The symbol on the title page of each story is a W. Somerset Maugham superstition. Copied by his father on a trip to Africa, it is a Moorish symbol to bring good luck and ward off the evil eye. Maugham had it printed in his fourth novel, but unfortunately upside-down and the book flopped. Printed correctly on subsequent books, he became a best-selling author and had the motif reproduced everywhere, including his Riviera house, Villa La Mauresque.
In an unusual coincidence, this movie has one actor and one actress who would have eternal associations with the James Bond film franchise. Bernard Lee, who played M, and Honor Blackman, who played one of the most famous Bond girls in Goldfinger (1964), Pussy Galore.
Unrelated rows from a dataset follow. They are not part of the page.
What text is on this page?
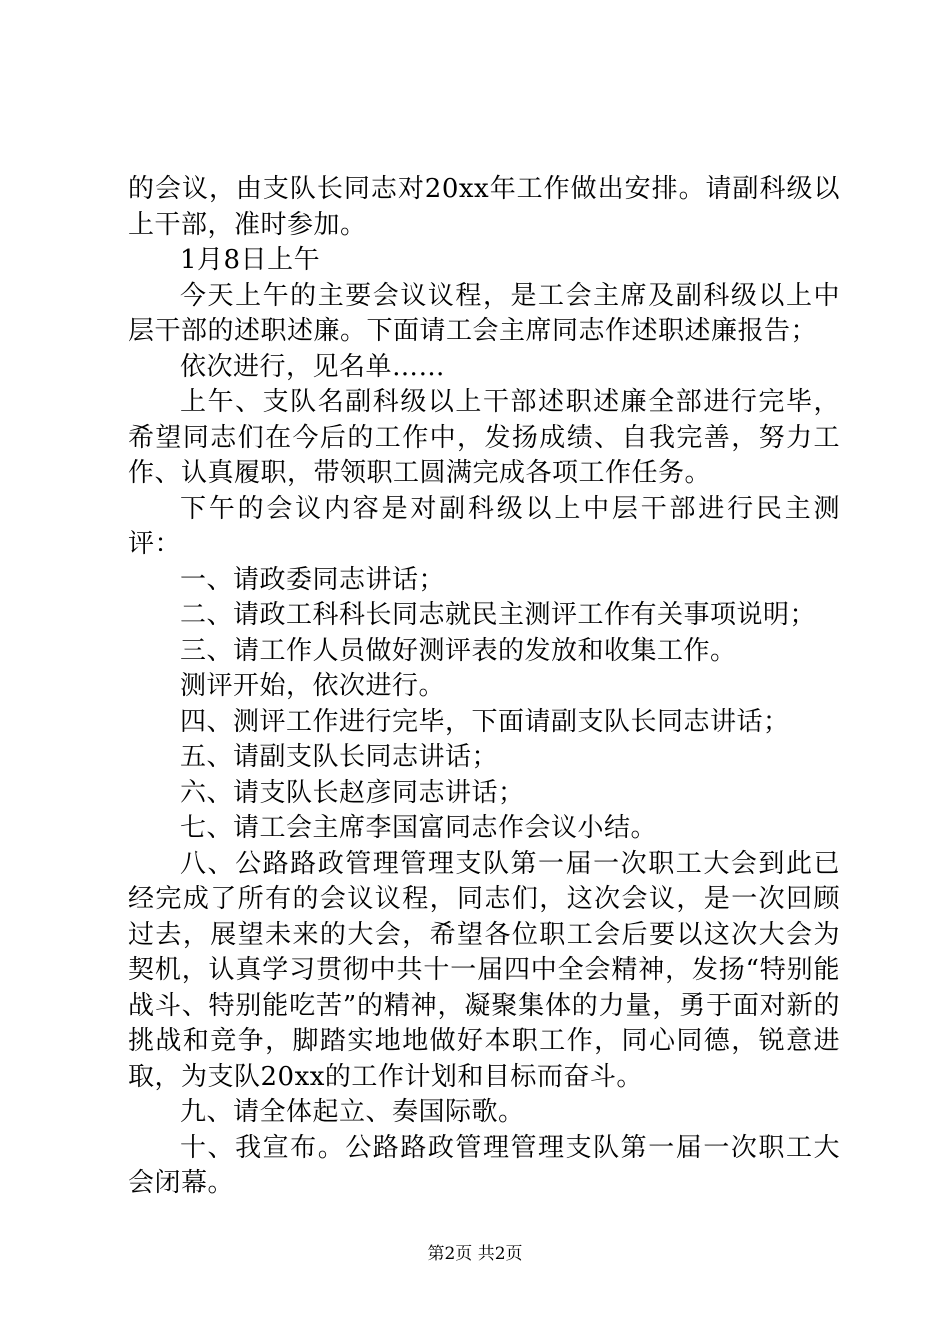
的会议，由支队长同志对20xx年工作做出安排。请副科级以上干部，准时参加。

1月8日上午

今天上午的主要会议议程，是工会主席及副科级以上中层干部的述职述廉。下面请工会主席同志作述职述廉报告；

依次进行，见名单……

上午、支队名副科级以上干部述职述廉全部进行完毕，希望同志们在今后的工作中，发扬成绩、自我完善，努力工作、认真履职，带领职工圆满完成各项工作任务。

下午的会议内容是对副科级以上中层干部进行民主测评：

一、请政委同志讲话；

二、请政工科科长同志就民主测评工作有关事项说明；

三、请工作人员做好测评表的发放和收集工作。

测评开始，依次进行。

四、测评工作进行完毕，下面请副支队长同志讲话；

五、请副支队长同志讲话；

六、请支队长赵彦同志讲话；

七、请工会主席李国富同志作会议小结。

八、公路路政管理管理支队第一届一次职工大会到此已经完成了所有的会议议程，同志们，这次会议，是一次回顾过去，展望未来的大会，希望各位职工会后要以这次大会为契机，认真学习贯彻中共十一届四中全会精神，发扬“特别能战斗、特别能吃苦”的精神，凝聚集体的力量，勇于面对新的挑战和竞争，脚踏实地地做好本职工作，同心同德，锐意进取，为支队20xx的工作计划和目标而奋斗。

九、请全体起立、奏国际歌。

十、我宣布。公路路政管理管理支队第一届一次职工大会闭幕。

第2页 共2页
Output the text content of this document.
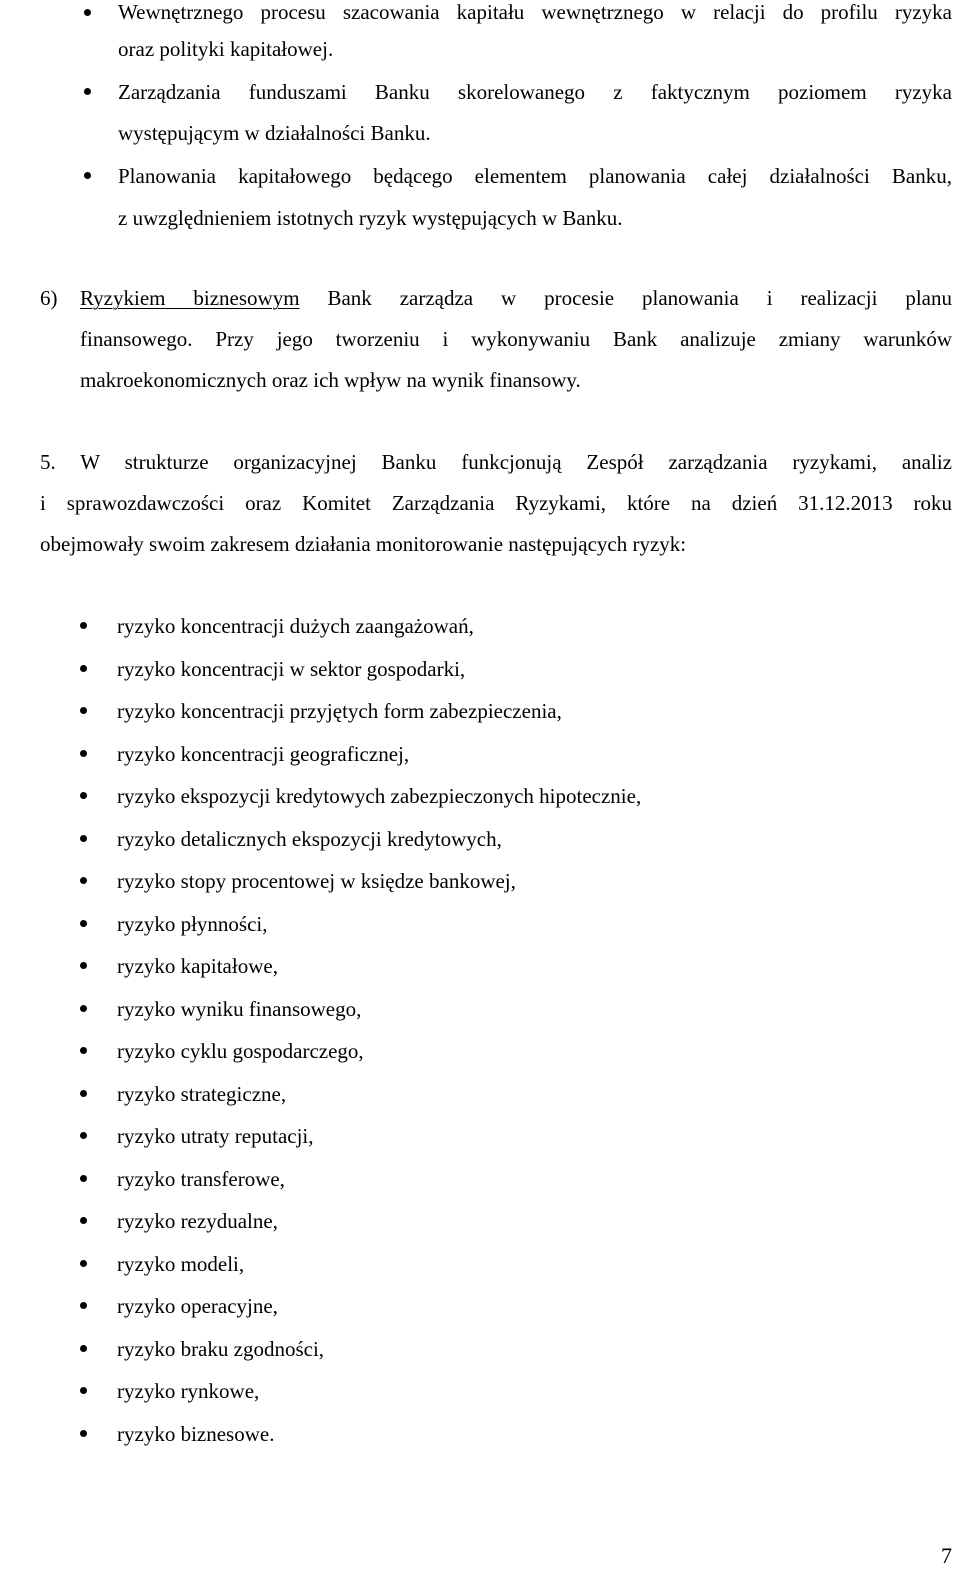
Wewnętrznego procesu szacowania kapitału wewnętrznego w relacji do profilu ryzyka
oraz polityki kapitałowej.
Zarządzania funduszami Banku skorelowanego z faktycznym poziomem ryzyka
występującym w działalności Banku.
Planowania kapitałowego będącego elementem planowania całej działalności Banku,
z uwzględnieniem istotnych ryzyk występujących w Banku.
6) Ryzykiem biznesowym Bank zarządza w procesie planowania i realizacji planu
finansowego. Przy jego tworzeniu i wykonywaniu Bank analizuje zmiany warunków
makroekonomicznych oraz ich wpływ na wynik finansowy.
5. W strukturze organizacyjnej Banku funkcjonują Zespół zarządzania ryzykami, analiz
i sprawozdawczości oraz Komitet Zarządzania Ryzykami, które na dzień 31.12.2013 roku
obejmowały swoim zakresem działania monitorowanie następujących ryzyk:
ryzyko koncentracji dużych zaangażowań,
ryzyko koncentracji w sektor gospodarki,
ryzyko koncentracji przyjętych form zabezpieczenia,
ryzyko koncentracji geograficznej,
ryzyko ekspozycji kredytowych zabezpieczonych hipotecznie,
ryzyko detalicznych ekspozycji kredytowych,
ryzyko stopy procentowej w księdze bankowej,
ryzyko płynności,
ryzyko kapitałowe,
ryzyko wyniku finansowego,
ryzyko cyklu gospodarczego,
ryzyko strategiczne,
ryzyko utraty reputacji,
ryzyko transferowe,
ryzyko rezydualne,
ryzyko modeli,
ryzyko operacyjne,
ryzyko braku zgodności,
ryzyko rynkowe,
ryzyko biznesowe.
7
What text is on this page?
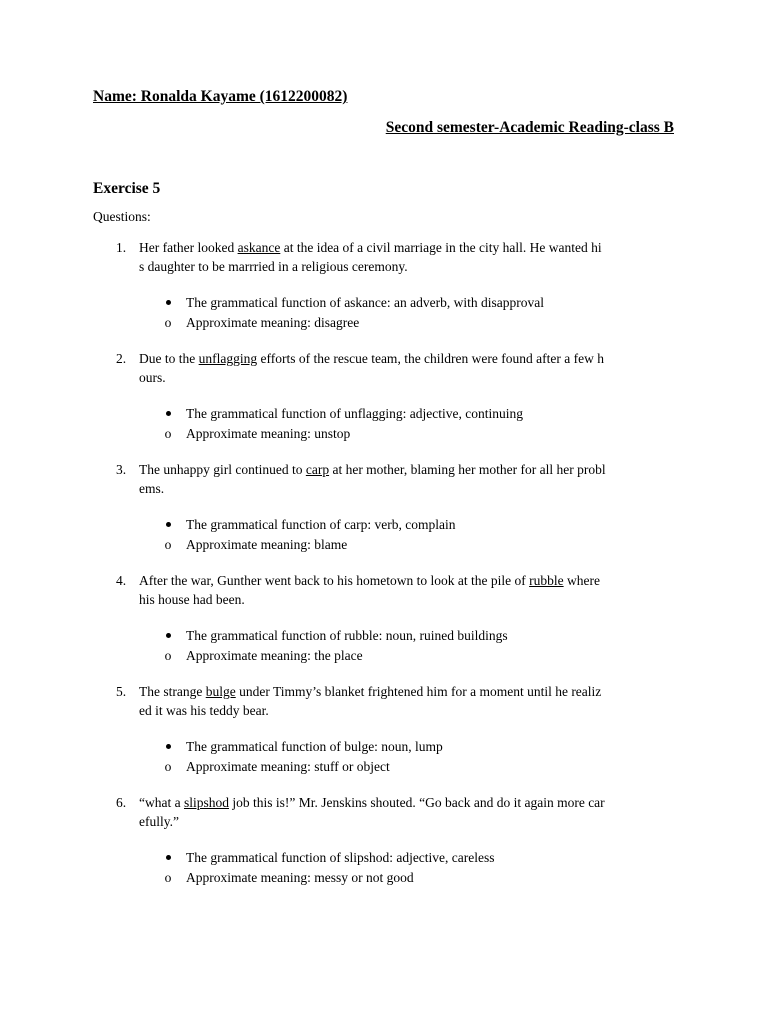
Name: Ronalda Kayame (1612200082)
Second semester-Academic Reading-class B
Exercise 5
Questions:
1. Her father looked askance at the idea of a civil marriage in the city hall. He wanted hi
s daughter to be marrried in a religious ceremony.
The grammatical function of askance: an adverb, with disapproval
o Approximate meaning: disagree
2. Due to the unflagging efforts of the rescue team, the children were found after a few h
ours.
The grammatical function of unflagging: adjective, continuing
o Approximate meaning: unstop
3. The unhappy girl continued to carp at her mother, blaming her mother for all her probl
ems.
The grammatical function of carp: verb, complain
o Approximate meaning: blame
4. After the war, Gunther went back to his hometown to look at the pile of rubble where
his house had been.
The grammatical function of rubble: noun, ruined buildings
o Approximate meaning: the place
5. The strange bulge under Timmy’s blanket frightened him for a moment until he realiz
ed it was his teddy bear.
The grammatical function of bulge: noun, lump
o Approximate meaning: stuff or object
6. “what a slipshod job this is!” Mr. Jenskins shouted. “Go back and do it again more car
efully.”
The grammatical function of slipshod: adjective, careless
o Approximate meaning: messy or not good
Despite the name Ian Fleming on the credits, he is not the same man who wrote the Bond novels.
Linden Travers and Cecil Parker previously teamed up as an adulterous couple in Sir Alfred Hitchcock's The Lady Vanishes (1938).
In the last segment, "The Colonel's Lady", Daphne, Linden Travers, says to the colonel, Cecil Parker, "My friend says he's supposed to be a regular Colonel Blimp", then she gives a cheeky grin because the comment is actually about him and she was teasing him for being like Colonel Blimp, the character in The Life and Death of Colonel Blimp (1943).
Opening credits: All characters and events in this picture are fictitious. Any similarity to actual events, or persons, living or dead, is purely coincidental.